The CyberPower 850TAA Surge Protector provides 2400 joules of surge protection and 8 outlets. It complies with the U.S. Trade Agreement Act (TAA). The 850TAA is internet-ready with one-in/two-out phone/fax/modem protection. This model is ideal for personal and office computers, phones/fax/modems, printers, stereos, and CD/DVD players.
Metal oxide varistor (MOV) technology safely guards the surge suppressor and connected electronics against line abnormalities and lightning surges. Electromagnetic and radio frequency interference (EMI/RFI) filtering blocks unwanted line noise from all connected electronics. CyberPower stands behind its products with a lifetime product warranty and Connected Equipment Guarantee of $75,000.
|Switch||Non Lighted On/Off|
|Circuit Breaker||15 A|
|Plug Type||NEMA 5-15P|
|Plug Style||Right Angle|
|Cord Length||6 ft|
|Outlet Type||NEMA 5-15R|
|Outlets - Total||8|
|Outlets - Widely Spaced||4|
|Surge Protection & Filtering|
|Surge Suppression||2,400 joules|
|Maximum Surge Current||90,000 amps|
|Maximum Surge Current H-N||30,000 amps|
|Maximum Surge Current H-G||30,000 amps|
|Maximum Surge Current N-G||15,000 amps|
|Maximum Surge Voltage||6,000 volts|
|Clamping Voltage||330 V|
|Response Time||< 1 nanosecond|
|Phone Protection RJ11||1-In, 2-Out|
|EMI/RFI Filtration||150 KHz – 100 MHz|
|Attenuation||Up to 58 dB|
|Keyhole Mounting Slots||Yes|
|Connected Equipment Guarantee||Lifetime|
Utility power supplied to electrical outlets is sometimes inconsistent. The short-duration voltage surges or spikes that occasionally happen can damage components in electronic devices such as computers and workstations. In addition to equipment damage, irretrievable data loss may occur.
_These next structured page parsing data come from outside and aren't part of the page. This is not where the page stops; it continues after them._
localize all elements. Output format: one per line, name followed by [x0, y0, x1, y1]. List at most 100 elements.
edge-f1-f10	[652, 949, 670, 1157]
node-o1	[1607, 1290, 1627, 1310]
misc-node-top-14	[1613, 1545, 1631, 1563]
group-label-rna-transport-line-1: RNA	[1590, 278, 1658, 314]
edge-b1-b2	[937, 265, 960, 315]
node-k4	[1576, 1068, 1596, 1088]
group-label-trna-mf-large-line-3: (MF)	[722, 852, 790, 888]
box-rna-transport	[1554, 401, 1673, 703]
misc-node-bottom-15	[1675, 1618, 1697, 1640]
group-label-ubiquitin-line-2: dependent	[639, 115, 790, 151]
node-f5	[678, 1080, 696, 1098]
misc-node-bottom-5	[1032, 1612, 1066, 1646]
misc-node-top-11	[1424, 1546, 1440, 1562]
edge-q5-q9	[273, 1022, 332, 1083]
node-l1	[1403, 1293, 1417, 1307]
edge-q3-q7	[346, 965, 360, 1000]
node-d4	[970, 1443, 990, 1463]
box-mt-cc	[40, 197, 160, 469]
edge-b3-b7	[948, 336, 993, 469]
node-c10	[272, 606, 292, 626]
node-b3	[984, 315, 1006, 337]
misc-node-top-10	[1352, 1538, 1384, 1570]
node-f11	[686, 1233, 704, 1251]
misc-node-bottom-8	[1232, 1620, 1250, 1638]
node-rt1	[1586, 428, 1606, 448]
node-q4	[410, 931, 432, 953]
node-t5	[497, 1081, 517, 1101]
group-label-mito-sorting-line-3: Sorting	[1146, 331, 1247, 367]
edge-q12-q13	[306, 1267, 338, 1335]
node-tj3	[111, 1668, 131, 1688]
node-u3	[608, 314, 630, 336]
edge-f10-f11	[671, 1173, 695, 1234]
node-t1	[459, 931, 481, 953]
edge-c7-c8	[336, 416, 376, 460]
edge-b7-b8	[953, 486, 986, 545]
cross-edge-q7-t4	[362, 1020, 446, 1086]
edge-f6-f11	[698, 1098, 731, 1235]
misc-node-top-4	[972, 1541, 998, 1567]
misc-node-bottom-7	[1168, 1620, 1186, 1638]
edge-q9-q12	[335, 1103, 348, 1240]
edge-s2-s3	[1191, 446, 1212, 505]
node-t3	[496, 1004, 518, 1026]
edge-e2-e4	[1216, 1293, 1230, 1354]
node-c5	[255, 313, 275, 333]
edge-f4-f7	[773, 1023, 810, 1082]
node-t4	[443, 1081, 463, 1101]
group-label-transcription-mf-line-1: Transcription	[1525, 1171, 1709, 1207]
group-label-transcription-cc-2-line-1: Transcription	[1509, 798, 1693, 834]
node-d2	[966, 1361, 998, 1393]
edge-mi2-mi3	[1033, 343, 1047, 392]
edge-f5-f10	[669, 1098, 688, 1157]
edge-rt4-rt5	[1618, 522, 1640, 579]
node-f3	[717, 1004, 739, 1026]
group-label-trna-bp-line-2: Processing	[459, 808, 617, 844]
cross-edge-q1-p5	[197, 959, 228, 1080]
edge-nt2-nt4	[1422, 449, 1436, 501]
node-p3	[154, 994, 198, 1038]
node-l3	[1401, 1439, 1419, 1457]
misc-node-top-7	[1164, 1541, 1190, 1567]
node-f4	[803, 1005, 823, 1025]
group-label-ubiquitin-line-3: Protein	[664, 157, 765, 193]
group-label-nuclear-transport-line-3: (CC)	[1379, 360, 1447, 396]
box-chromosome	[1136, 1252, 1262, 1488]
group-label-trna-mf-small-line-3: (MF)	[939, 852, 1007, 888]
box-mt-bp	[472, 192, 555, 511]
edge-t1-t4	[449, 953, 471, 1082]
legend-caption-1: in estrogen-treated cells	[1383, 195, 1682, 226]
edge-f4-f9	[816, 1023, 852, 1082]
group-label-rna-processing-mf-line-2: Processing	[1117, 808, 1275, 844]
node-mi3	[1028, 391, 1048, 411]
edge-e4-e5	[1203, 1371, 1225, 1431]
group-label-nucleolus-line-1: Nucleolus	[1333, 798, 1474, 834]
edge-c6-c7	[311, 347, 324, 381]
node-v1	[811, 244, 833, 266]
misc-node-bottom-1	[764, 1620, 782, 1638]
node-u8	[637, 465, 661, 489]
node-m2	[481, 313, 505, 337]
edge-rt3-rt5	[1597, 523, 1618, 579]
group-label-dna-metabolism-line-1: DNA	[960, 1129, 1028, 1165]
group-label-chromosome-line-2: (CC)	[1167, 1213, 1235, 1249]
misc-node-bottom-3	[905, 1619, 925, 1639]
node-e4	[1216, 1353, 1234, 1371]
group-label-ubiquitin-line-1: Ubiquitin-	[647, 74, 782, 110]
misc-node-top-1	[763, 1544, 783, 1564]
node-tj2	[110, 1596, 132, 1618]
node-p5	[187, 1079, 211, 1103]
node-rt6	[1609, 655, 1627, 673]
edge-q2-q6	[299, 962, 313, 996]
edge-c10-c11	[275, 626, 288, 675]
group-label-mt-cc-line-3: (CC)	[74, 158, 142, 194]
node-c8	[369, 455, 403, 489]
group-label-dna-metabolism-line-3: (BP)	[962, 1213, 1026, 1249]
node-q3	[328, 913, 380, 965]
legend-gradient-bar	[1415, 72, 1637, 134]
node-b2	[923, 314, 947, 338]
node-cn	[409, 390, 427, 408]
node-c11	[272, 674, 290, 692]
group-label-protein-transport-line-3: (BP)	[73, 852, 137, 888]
In the U.S., the nominal or standard voltage supplied to household and office wiring is 120 volts. A voltage surge or spike can cause electronic components to overheat, either immediately destroying them or causing permanent damage that can lead to premature failure.
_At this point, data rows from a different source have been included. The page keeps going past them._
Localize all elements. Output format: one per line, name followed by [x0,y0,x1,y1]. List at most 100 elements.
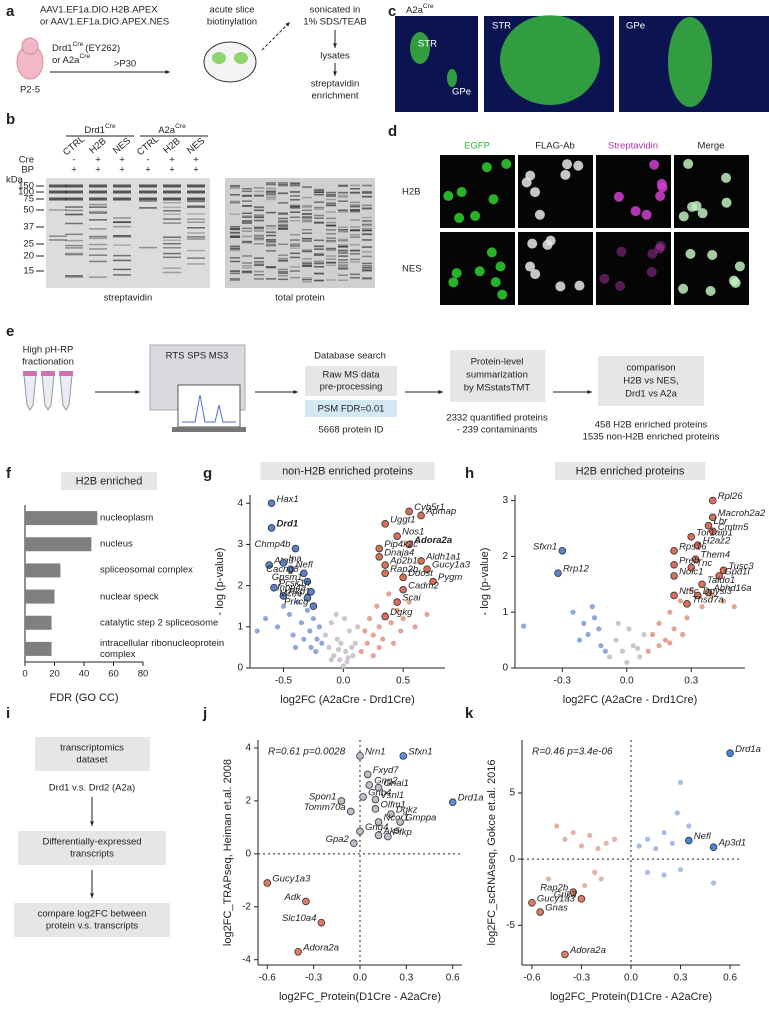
y-tick-label: 5 [509,788,515,799]
point [335,646,342,653]
band [266,266,276,269]
band [89,248,107,250]
point [554,569,562,577]
band [326,217,336,220]
band [89,260,107,263]
band [362,192,372,194]
band [187,184,205,188]
band [254,270,264,273]
label: 1% SDS/TEAB [303,17,366,28]
band [338,239,348,242]
point-label: Tusc3 [729,561,755,572]
point [341,615,348,622]
point [350,653,356,659]
label: NES [111,136,133,157]
band [230,260,240,263]
point [262,615,269,622]
point [595,845,601,852]
box [18,831,166,865]
band [278,258,288,261]
chart-title: H2B enriched proteins [576,465,685,477]
band [314,189,324,192]
panel-letter: i [6,705,10,722]
band [139,207,157,209]
cell [573,160,584,171]
point [562,836,568,842]
point [691,555,700,563]
x-tick-label: 0.5 [396,676,410,687]
band [187,206,205,208]
point [656,620,662,626]
band [302,237,312,240]
point [304,607,311,613]
band [302,206,312,208]
label-text: (EY262) [85,43,120,54]
band [338,209,348,212]
band [163,222,181,224]
point-label: Gucy1a3 [432,560,471,571]
band [362,269,372,271]
band [163,271,181,274]
band [302,240,312,242]
point-label: Tomm70a [304,802,346,813]
band [350,234,360,236]
band [65,253,83,256]
bar [25,589,55,604]
label: + [169,155,175,166]
band [362,216,372,219]
point [661,830,667,836]
bar [25,537,92,552]
label: STR [492,21,511,32]
point [371,805,380,813]
band [242,262,252,264]
band [350,209,360,211]
label: fractionation [22,357,74,368]
band [362,233,372,235]
point-label: Them4 [701,550,731,561]
blot-streptavidin [46,178,210,288]
point [577,895,586,903]
band [187,206,205,209]
band [242,227,252,230]
band [230,245,240,248]
point [393,532,401,540]
band [254,209,264,212]
label: PSM FDR=0.01 [318,404,385,415]
band [242,216,252,218]
point-label: Dgkg [390,607,413,618]
point [400,615,406,622]
band [187,218,205,220]
label-superscript: Cre [73,41,84,48]
band [187,213,205,215]
band [290,194,300,197]
band [338,200,348,202]
brain-striatum [234,52,248,64]
band [113,259,131,262]
point-label: Hax1 [277,494,299,505]
point [310,615,317,622]
chart-title-bg [555,462,705,480]
y-axis-label: log2FC_scRNAseq, Gokce et.al. 2016 [486,760,498,946]
label: or AAV1.EF1a.DIO.APEX.NES [40,17,169,28]
band [302,220,312,223]
x-tick-label: -0.6 [523,973,541,984]
band [254,190,264,193]
arrow-head [587,390,592,394]
band [113,190,131,194]
band [350,206,360,208]
tube-cap [23,371,37,376]
point [645,648,651,654]
point-label: Chmp4b [255,539,291,550]
band [350,226,360,228]
cell [615,280,626,291]
point [708,496,717,505]
point [704,521,713,530]
band [163,242,181,245]
band [290,195,300,197]
band [290,183,300,186]
band [314,260,324,263]
point-label: Nolc1 [679,566,703,577]
point [670,591,678,600]
point [374,818,383,826]
band [113,236,131,238]
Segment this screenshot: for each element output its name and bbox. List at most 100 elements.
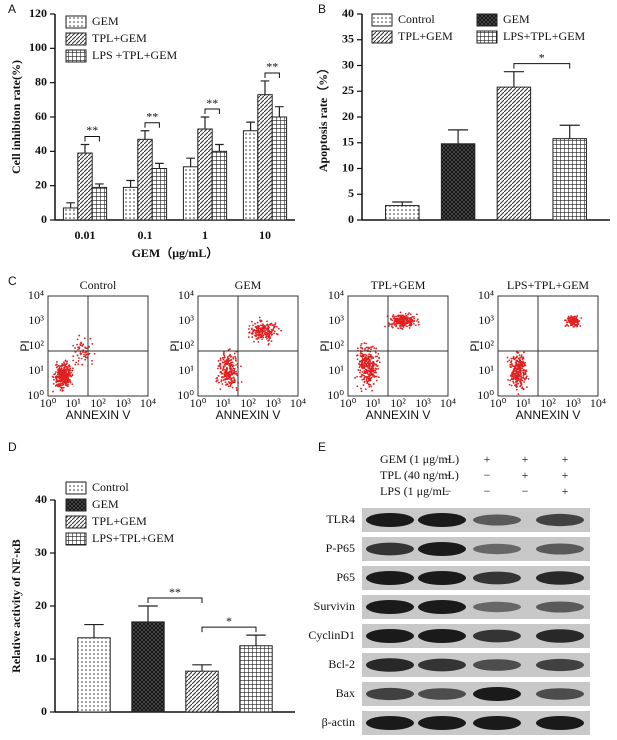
- cell-dot: [266, 330, 269, 332]
- cell-dot: [522, 357, 525, 360]
- cell-dot: [71, 374, 74, 377]
- condition-sign: −: [445, 468, 452, 482]
- legend-label: GEM: [92, 14, 119, 28]
- cell-dot: [361, 371, 364, 373]
- error-bar: [448, 129, 469, 144]
- cell-dot: [377, 352, 380, 355]
- significance-label: **: [86, 123, 98, 137]
- cell-dot: [56, 373, 59, 376]
- cell-dot: [67, 377, 70, 380]
- cell-dot: [399, 324, 401, 327]
- cell-dot: [54, 375, 57, 378]
- cell-dot: [377, 368, 379, 370]
- y-tick-label: 40: [35, 492, 47, 506]
- significance-bracket: [144, 122, 160, 128]
- cell-dot: [230, 379, 233, 382]
- cell-dot: [364, 362, 367, 364]
- cell-dot: [219, 367, 222, 370]
- cell-dot: [369, 379, 372, 382]
- cell-dot: [370, 355, 373, 358]
- cell-dot: [78, 357, 80, 359]
- legend-swatch: [371, 30, 393, 44]
- blot-band: [418, 542, 466, 556]
- cell-dot: [571, 323, 574, 326]
- cell-dot: [565, 319, 567, 322]
- cell-dot: [514, 369, 517, 372]
- cell-dot: [413, 317, 416, 320]
- cell-dot: [518, 358, 521, 361]
- cell-dot: [271, 333, 274, 336]
- cell-dot: [362, 384, 365, 386]
- cell-dot: [268, 326, 270, 329]
- cell-dot: [523, 381, 526, 383]
- cell-dot: [573, 316, 575, 319]
- cell-dot: [523, 351, 525, 354]
- y-tick-label: 30: [35, 545, 47, 559]
- cell-dot: [219, 371, 222, 374]
- cell-dot: [507, 378, 509, 381]
- cell-dot: [367, 367, 370, 369]
- bar: [151, 168, 168, 221]
- legend-swatch: [65, 515, 87, 529]
- flow-x-tick: 10¹: [515, 396, 531, 410]
- cell-dot: [78, 334, 81, 337]
- cell-dot: [234, 358, 237, 361]
- cell-dot: [63, 361, 65, 364]
- cell-dot: [229, 353, 231, 356]
- cell-dot: [370, 368, 373, 371]
- cell-dot: [252, 324, 254, 327]
- cell-dot: [406, 318, 409, 321]
- cell-dot: [361, 352, 363, 355]
- cell-dot: [68, 378, 71, 381]
- cell-dot: [272, 327, 275, 330]
- cell-dot: [260, 336, 263, 339]
- cell-dot: [55, 384, 58, 387]
- cell-dot: [225, 377, 228, 380]
- legend-label: LPS+TPL+GEM: [503, 29, 586, 43]
- cell-dot: [527, 378, 530, 380]
- cell-dot: [577, 323, 580, 325]
- condition-label: TPL (40 ng/mL): [380, 468, 459, 482]
- cell-dot: [263, 327, 266, 329]
- cell-dot: [359, 369, 362, 372]
- cell-dot: [228, 348, 231, 351]
- cell-dot: [268, 323, 271, 326]
- condition-sign: +: [484, 452, 491, 466]
- cell-dot: [280, 329, 282, 332]
- cell-dot: [400, 323, 403, 326]
- cell-dot: [267, 327, 270, 330]
- legend-label: TPL+GEM: [92, 31, 147, 45]
- cell-dot: [67, 365, 70, 368]
- cell-dot: [512, 365, 515, 368]
- error-bar: [66, 202, 75, 208]
- cell-dot: [521, 386, 524, 389]
- cell-dot: [261, 330, 264, 333]
- cell-dot: [259, 324, 262, 327]
- protein-label: TLR4: [326, 512, 355, 526]
- cell-dot: [404, 315, 406, 318]
- cell-dot: [396, 322, 399, 325]
- cell-dot: [222, 358, 225, 361]
- bar: [182, 166, 199, 221]
- cell-dot: [366, 382, 369, 385]
- cell-dot: [60, 364, 63, 367]
- cell-dot: [64, 371, 67, 374]
- legend-label: LPS +TPL+GEM: [92, 48, 178, 62]
- bar: [91, 186, 108, 221]
- flow-y-tick: 10³: [178, 313, 194, 327]
- flow-y-tick: 10⁴: [28, 288, 44, 302]
- cell-dot: [65, 365, 68, 368]
- error-bar: [84, 623, 104, 638]
- cell-dot: [360, 362, 363, 365]
- condition-label: LPS (1 μg/mL: [380, 484, 449, 498]
- cell-dot: [56, 380, 58, 383]
- flow-x-tick: 10⁴: [290, 396, 306, 410]
- bar: [185, 670, 219, 713]
- cell-dot: [233, 379, 236, 382]
- cell-dot: [371, 372, 373, 375]
- cell-dot: [365, 380, 368, 383]
- cell-dot: [78, 347, 81, 350]
- cell-dot: [360, 373, 363, 376]
- cell-dot: [566, 321, 568, 324]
A surge protector or surge suppressor provides protection against power surges. This device is located in the power circuit between the utility power outlet and the connected electronic equipment. Surge protectors work by diverting excess voltage to the ground, allowing only the nominal voltage to travel through the wiring to connected devices. This is accomplished using a variable resistance component in the surge protector called a metal oxide varistor (MOV). Under normal voltage conditions, the resistance of the MOV is such that it remains closed. As utility voltage increases beyond nominal, the MOV resistance decreases accordingly which forces the unwanted overvoltage to ground, maintaining a constant flow of nominal voltage to sensitive electronic equipment.
A registered jack (RJ) consists of the jack construction and wiring pattern of a standardized physical network interface to connect telecommunications or data equipment to a service provided by local exchange carrier or long distance carrier. Many CyberPower surge protectors feature data protection for RJ-11 (standard phone lines) and RJ-45 (Ethernet).
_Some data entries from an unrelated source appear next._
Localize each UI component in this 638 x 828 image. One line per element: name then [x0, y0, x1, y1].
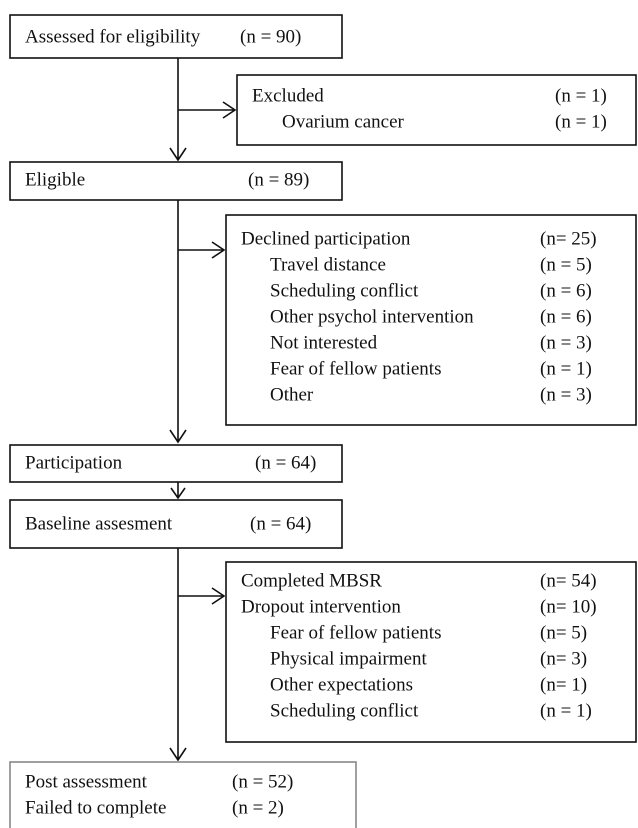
arrow [170, 482, 186, 500]
node-count: (n = 3) [540, 332, 592, 353]
node-count: (n= 3) [540, 648, 587, 669]
node-count: (n = 5) [540, 254, 592, 275]
node-box [9, 14, 343, 59]
node-count: (n= 54) [540, 570, 597, 591]
node-box [9, 444, 343, 483]
node-count: (n = 1) [555, 85, 607, 106]
node-label: Failed to complete [25, 797, 166, 818]
node-count: (n = 6) [540, 306, 592, 327]
node-count: (n= 5) [540, 622, 587, 643]
node-label: Other psychol intervention [270, 306, 474, 327]
node-label: Assessed for eligibility [25, 26, 201, 47]
node-count: (n = 52) [232, 771, 293, 792]
arrow [169, 548, 187, 762]
node-label: Eligible [25, 169, 85, 190]
node-box [225, 561, 637, 743]
node-count: (n = 6) [540, 280, 592, 301]
node-label: Participation [25, 452, 123, 473]
node-label: Other expectations [270, 674, 413, 695]
node-label: Baseline assesment [25, 513, 173, 534]
node-count: (n = 64) [255, 452, 316, 473]
node-label: Travel distance [270, 254, 386, 275]
arrow [169, 200, 187, 444]
node-label: Scheduling conflict [270, 280, 419, 301]
node-box [225, 214, 637, 426]
node-count: (n= 10) [540, 596, 597, 617]
node-box [9, 761, 357, 828]
node-label: Physical impairment [270, 648, 427, 669]
node-count: (n= 25) [540, 228, 597, 249]
node-label: Post assessment [25, 771, 148, 792]
node-label: Fear of fellow patients [270, 358, 441, 379]
node-box [9, 161, 343, 201]
node-count: (n = 1) [555, 111, 607, 132]
arrow [178, 587, 226, 605]
node-label: Other [270, 384, 314, 405]
node-label: Not interested [270, 332, 378, 353]
node-count: (n= 1) [540, 674, 587, 695]
node-count: (n = 3) [540, 384, 592, 405]
node-count: (n = 89) [248, 169, 309, 190]
node-count: (n = 64) [250, 513, 311, 534]
arrow [178, 241, 226, 259]
node-count: (n = 1) [540, 700, 592, 721]
arrow [169, 58, 187, 162]
node-label: Completed MBSR [241, 570, 382, 591]
node-label: Declined participation [241, 228, 411, 249]
node-label: Fear of fellow patients [270, 622, 441, 643]
node-count: (n = 90) [240, 26, 301, 47]
arrow [178, 101, 237, 119]
node-label: Dropout intervention [241, 596, 401, 617]
node-box [9, 499, 343, 549]
connectors [169, 58, 237, 762]
node-count: (n = 2) [232, 797, 284, 818]
node-label: Excluded [252, 85, 324, 106]
node-label: Ovarium cancer [282, 111, 405, 132]
node-label: Scheduling conflict [270, 700, 419, 721]
node-box [236, 74, 637, 146]
node-count: (n = 1) [540, 358, 592, 379]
RJ-11 (RJ11): A telephone interface, a RJ-11 (registered jack-11), also known as RJ11, uses a cable of twisted wire pairs and a modular jack with two, four, or six contacts. A four-wire RJ-11 connector (6P4C) plugs a telephone into the wall and the handset into the telephone. A six-wire RJ-11 (6P6C) connector is commonly used with three telephone lines.
RJ-45 (RJ45): A data networking interface, the eight-wire RJ-45 (registered jack-45), also known as RJ45, uses a cable of twisted wire pairs and an 8-pin modular jack. RJ-45 connectors are typically used with Ethernet and Type 3 Token Ring networks.